In September news broke that the school had lost its second director of diversity in 14 months.

Liliana Rodríguez, hired in April, resigned because of family issues related to COVID-19. She had begun work in the position just two months before on July 1.

Rhiannon Kim, the district’s first-ever director of diversity, quit the year before, in July 2020, less than a week after being hired due to salary issues.

Rodríguez’s hiring was the result of a nine-month search process. After her September resignation, Sanchez said the school system hoped to hire a new director of diversity, equity and inclusion by this January.

And, by November six of eight diversity coaches working within the schools had resigned as well.

While still on the job, Rodríguez lobbied for a school district-wide equity audit, and by November the school board voted unanimously to hire a firm to conduct the audit. A first draft of that study should be ready between May and July, Sanchez said.

School resource officer

One of the first salvos of the year on the diversity and equity front was a debate about whether to keep a full-time police officer at Champlain Valley Union High School. In January, as the year began, the school board was already discussing whether a social worker or another type of school staffer could fulfill the responsibilities of a school resource officer better than a police officer.
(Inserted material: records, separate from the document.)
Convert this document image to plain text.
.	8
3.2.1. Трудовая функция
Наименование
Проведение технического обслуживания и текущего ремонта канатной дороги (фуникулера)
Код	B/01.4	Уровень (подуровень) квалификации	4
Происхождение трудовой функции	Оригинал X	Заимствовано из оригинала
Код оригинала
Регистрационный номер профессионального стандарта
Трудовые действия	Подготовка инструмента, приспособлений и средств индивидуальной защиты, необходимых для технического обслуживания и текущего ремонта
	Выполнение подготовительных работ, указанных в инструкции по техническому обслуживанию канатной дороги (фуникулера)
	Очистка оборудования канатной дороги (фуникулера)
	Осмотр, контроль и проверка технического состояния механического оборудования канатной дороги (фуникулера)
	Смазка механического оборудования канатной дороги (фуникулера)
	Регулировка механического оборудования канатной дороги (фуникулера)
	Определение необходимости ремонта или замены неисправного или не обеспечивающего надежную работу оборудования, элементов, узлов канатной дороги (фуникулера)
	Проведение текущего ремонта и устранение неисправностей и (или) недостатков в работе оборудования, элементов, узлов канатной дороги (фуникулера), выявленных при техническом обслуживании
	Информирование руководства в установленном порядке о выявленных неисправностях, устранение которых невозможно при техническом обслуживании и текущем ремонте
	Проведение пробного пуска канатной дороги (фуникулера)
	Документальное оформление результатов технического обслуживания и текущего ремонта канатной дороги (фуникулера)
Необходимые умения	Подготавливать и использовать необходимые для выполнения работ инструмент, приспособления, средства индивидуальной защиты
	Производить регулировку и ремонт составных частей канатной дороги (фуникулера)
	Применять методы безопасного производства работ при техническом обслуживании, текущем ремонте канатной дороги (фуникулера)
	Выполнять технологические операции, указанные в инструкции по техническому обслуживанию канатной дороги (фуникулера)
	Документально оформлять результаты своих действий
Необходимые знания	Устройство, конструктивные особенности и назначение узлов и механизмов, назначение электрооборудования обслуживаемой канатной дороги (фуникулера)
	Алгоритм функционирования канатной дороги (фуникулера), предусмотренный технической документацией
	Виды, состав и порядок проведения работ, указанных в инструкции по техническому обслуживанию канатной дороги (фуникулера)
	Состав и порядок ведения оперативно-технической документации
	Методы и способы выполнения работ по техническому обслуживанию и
Teachers and students told the board that the presence of a police officer didn’t contribute to an atmosphere of security, particularly for students of color. In fact, they said it was just the opposite.

In early February, former superintendent Elaine Pinckney said the officer’s contract would not be renewed.
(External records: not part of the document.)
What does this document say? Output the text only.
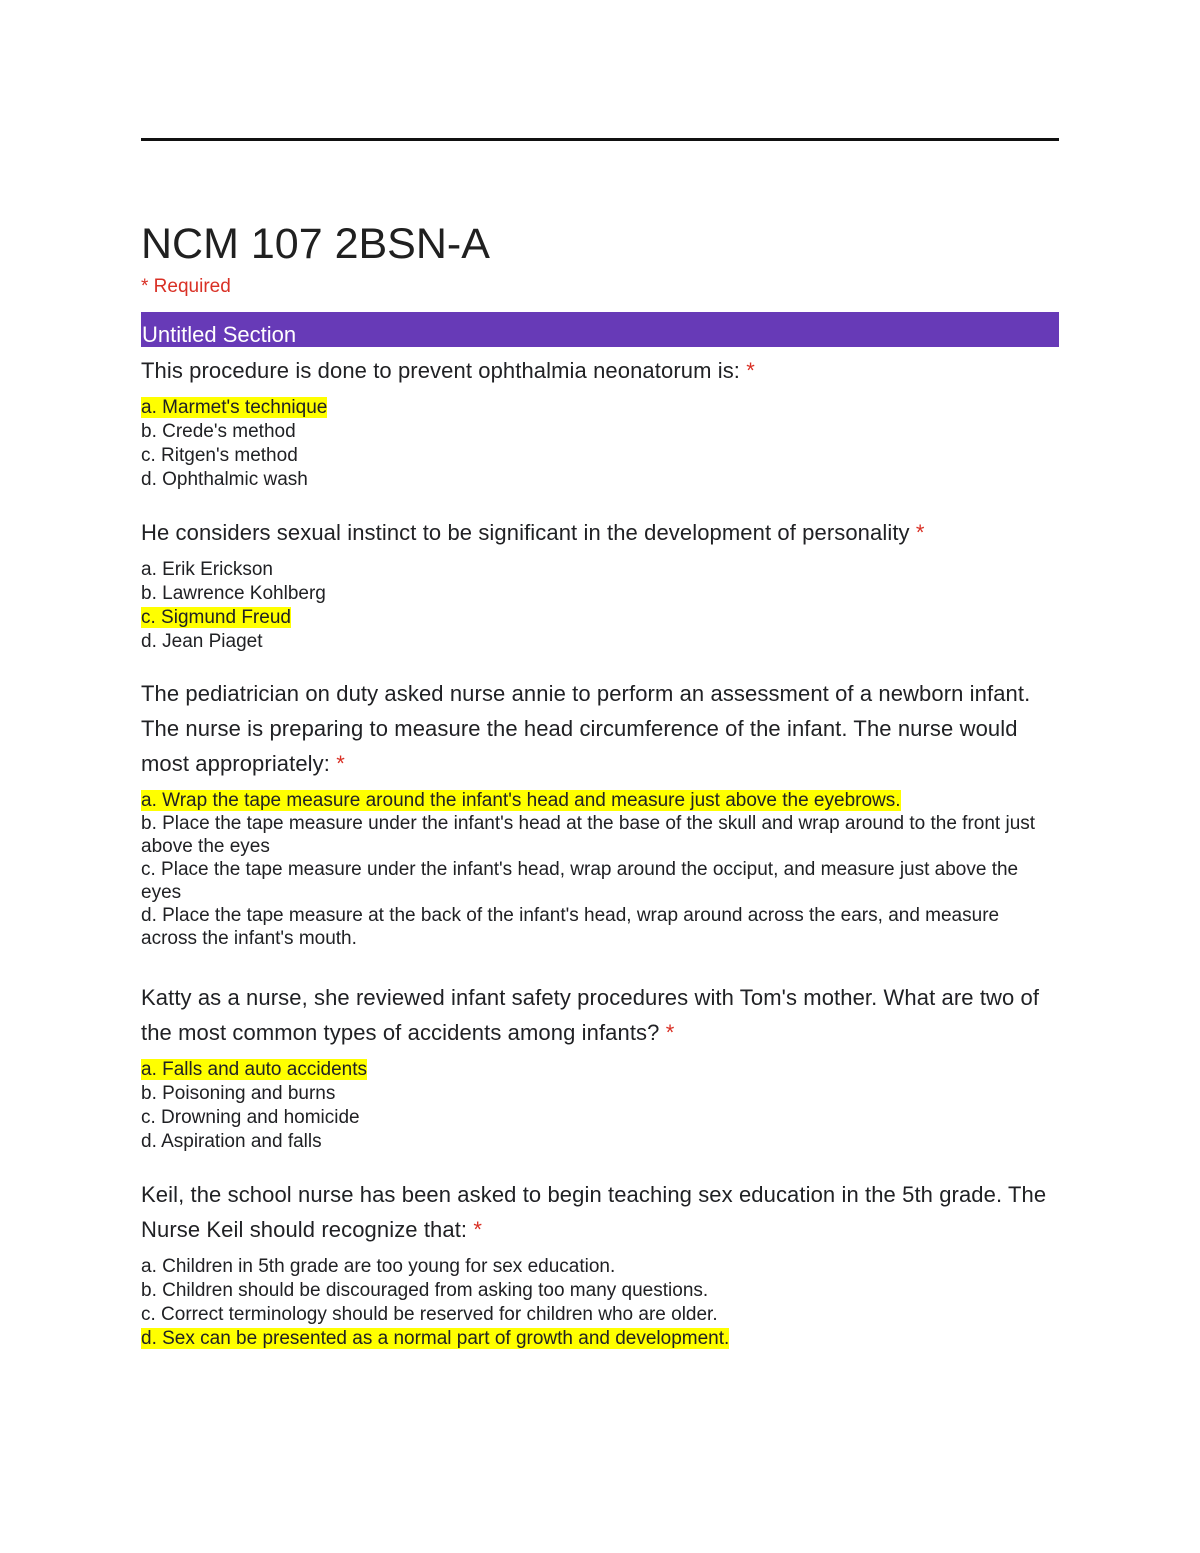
NCM 107 2BSN-A
* Required
Untitled Section

This procedure is done to prevent ophthalmia neonatorum is: *

a. Marmet's technique
b. Crede's method
c. Ritgen's method
d. Ophthalmic wash

He considers sexual instinct to be significant in the development of personality *

a. Erik Erickson
b. Lawrence Kohlberg
c. Sigmund Freud
d. Jean Piaget

The pediatrician on duty asked nurse annie to perform an assessment of a newborn infant. The nurse is preparing to measure the head circumference of the infant. The nurse would most appropriately: *

a. Wrap the tape measure around the infant's head and measure just above the eyebrows.
b. Place the tape measure under the infant's head at the base of the skull and wrap around to the front just above the eyes
c. Place the tape measure under the infant's head, wrap around the occiput, and measure just above the eyes
d. Place the tape measure at the back of the infant's head, wrap around across the ears, and measure across the infant's mouth.

Katty as a nurse, she reviewed infant safety procedures with Tom's mother. What are two of the most common types of accidents among infants? *

a. Falls and auto accidents
b. Poisoning and burns
c. Drowning and homicide
d. Aspiration and falls

Keil, the school nurse has been asked to begin teaching sex education in the 5th grade. The Nurse Keil should recognize that: *

a. Children in 5th grade are too young for sex education.
b. Children should be discouraged from asking too many questions.
c. Correct terminology should be reserved for children who are older.
d. Sex can be presented as a normal part of growth and development.
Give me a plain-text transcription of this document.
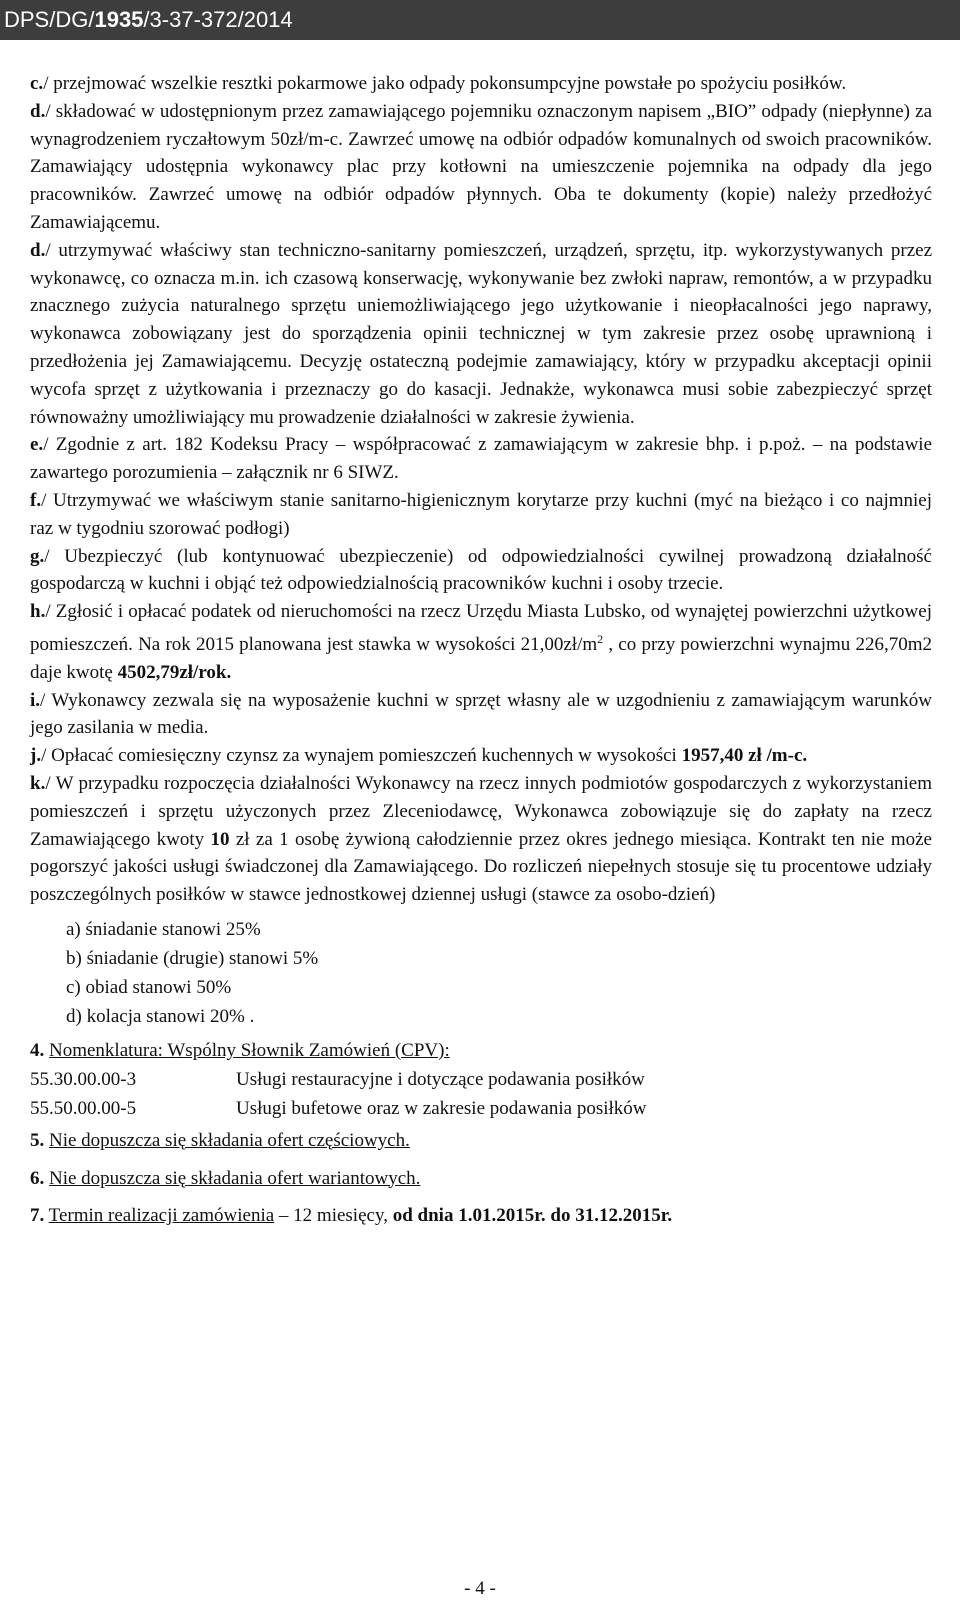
DPS/DG/1935/3-37-372/2014

c./ przejmować wszelkie resztki pokarmowe jako odpady pokonsumpcyjne powstałe po spożyciu posiłków.

d./ składować w udostępnionym przez zamawiającego pojemniku oznaczonym napisem „BIO” odpady (niepłynne) za wynagrodzeniem ryczałtowym 50zł/m-c. Zawrzeć umowę na odbiór odpadów komunalnych od swoich pracowników. Zamawiający udostępnia wykonawcy plac przy kotłowni na umieszczenie pojemnika na odpady dla jego pracowników. Zawrzeć umowę na odbiór odpadów płynnych. Oba te dokumenty (kopie) należy przedłożyć Zamawiającemu.

d./ utrzymywać właściwy stan techniczno-sanitarny pomieszczeń, urządzeń, sprzętu, itp. wykorzystywanych przez wykonawcę, co oznacza m.in. ich czasową konserwację, wykonywanie bez zwłoki napraw, remontów, a w przypadku znacznego zużycia naturalnego sprzętu uniemożliwiającego jego użytkowanie i nieopłacalności jego naprawy, wykonawca zobowiązany jest do sporządzenia opinii technicznej w tym zakresie przez osobę uprawnioną i przedłożenia jej Zamawiającemu. Decyzję ostateczną podejmie zamawiający, który w przypadku akceptacji opinii wycofa sprzęt z użytkowania i przeznaczy go do kasacji. Jednakże, wykonawca musi sobie zabezpieczyć sprzęt równoważny umożliwiający mu prowadzenie działalności w zakresie żywienia.

e./ Zgodnie z art. 182 Kodeksu Pracy – współpracować z zamawiającym w zakresie bhp. i p.poż. – na podstawie zawartego porozumienia – załącznik nr 6 SIWZ.

f./ Utrzymywać we właściwym stanie sanitarno-higienicznym korytarze przy kuchni (myć na bieżąco i co najmniej raz w tygodniu szorować podłogi)

g./ Ubezpieczyć (lub kontynuować ubezpieczenie) od odpowiedzialności cywilnej prowadzoną działalność gospodarczą w kuchni i objąć też odpowiedzialnością pracowników kuchni i osoby trzecie.

h./ Zgłosić i opłacać podatek od nieruchomości na rzecz Urzędu Miasta Lubsko, od wynajętej powierzchni użytkowej pomieszczeń. Na rok 2015 planowana jest stawka w wysokości $21,00zł/m^2$ , co przy powierzchni wynajmu 226,70m2 daje kwotę 4502,79zł/rok.

i./ Wykonawcy zezwala się na wyposażenie kuchni w sprzęt własny ale w uzgodnieniu z zamawiającym warunków jego zasilania w media.

j./ Opłacać comiesięczny czynsz za wynajem pomieszczeń kuchennych w wysokości 1957,40 zł /m-c.

k./ W przypadku rozpoczęcia działalności Wykonawcy na rzecz innych podmiotów gospodarczych z wykorzystaniem pomieszczeń i sprzętu użyczonych przez Zleceniodawcę, Wykonawca zobowiązuje się do zapłaty na rzecz Zamawiającego kwoty 10 zł za 1 osobę żywioną całodziennie przez okres jednego miesiąca. Kontrakt ten nie może pogorszyć jakości usługi świadczonej dla Zamawiającego. Do rozliczeń niepełnych stosuje się tu procentowe udziały poszczególnych posiłków w stawce jednostkowej dziennej usługi (stawce za osobo-dzień)

a) śniadanie stanowi 25%
b) śniadanie (drugie) stanowi 5%
c) obiad stanowi 50%
d) kolacja stanowi 20% .

4. Nomenklatura: Wspólny Słownik Zamówień (CPV):

55.30.00.00-3	Usługi restauracyjne i dotyczące podawania posiłków

55.50.00.00-5	Usługi bufetowe oraz w zakresie podawania posiłków

5. Nie dopuszcza się składania ofert częściowych.

6. Nie dopuszcza się składania ofert wariantowych.

7. Termin realizacji zamówienia – 12 miesięcy, od dnia 1.01.2015r. do 31.12.2015r.

- 4 -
“While there is still a need for protection, a different model would better serve the Champlain Valley School District’s needs,” Pinckney wrote in her decision.

Pinckney retired in June, replaced by Sanchez, a South Bend, Ind., assistant superintendent for operations.

Return to five days

Schools were split for most of the previous year, with half of the student body going to school on Mondays and Tuesdays and staying home for remote online instruction on Thursdays and Fridays, while the other half attended on the opposite schedule.

School started in August with all students together for the first time since March 2020. Students are still masked, and many classes, meals and events held outdoors at most of the district’s schools, until cooler weather pushed such activities inside.

In November, the school board heard from Williston school parents who were concerned about the number of days their children were being held out of school, being quarantined because of COVID contact.

Williston had a high number of cases last year and has been hit with a high number again this year. In November, Jocelyn Bouyea, who works at Shelburne Community School and is the district’s lead nurse, said there had been 50 positive tests for people including students, administrators and staff at Williston schools.

Shelburne was second in positive tests with nine.

Williston parent Caroline Dahlstron told the board she had a fourth grader who had missed 25 days and a kindergartner who had missed 15 at that time because of quarantine.

“I can personally state my family is in crisis,” Dahlstron said. “What we’ve gone through this year I feel is about to take us down. We do not see a path forward for our family. We don’t know what to do. I’ve never seen my family like this before.”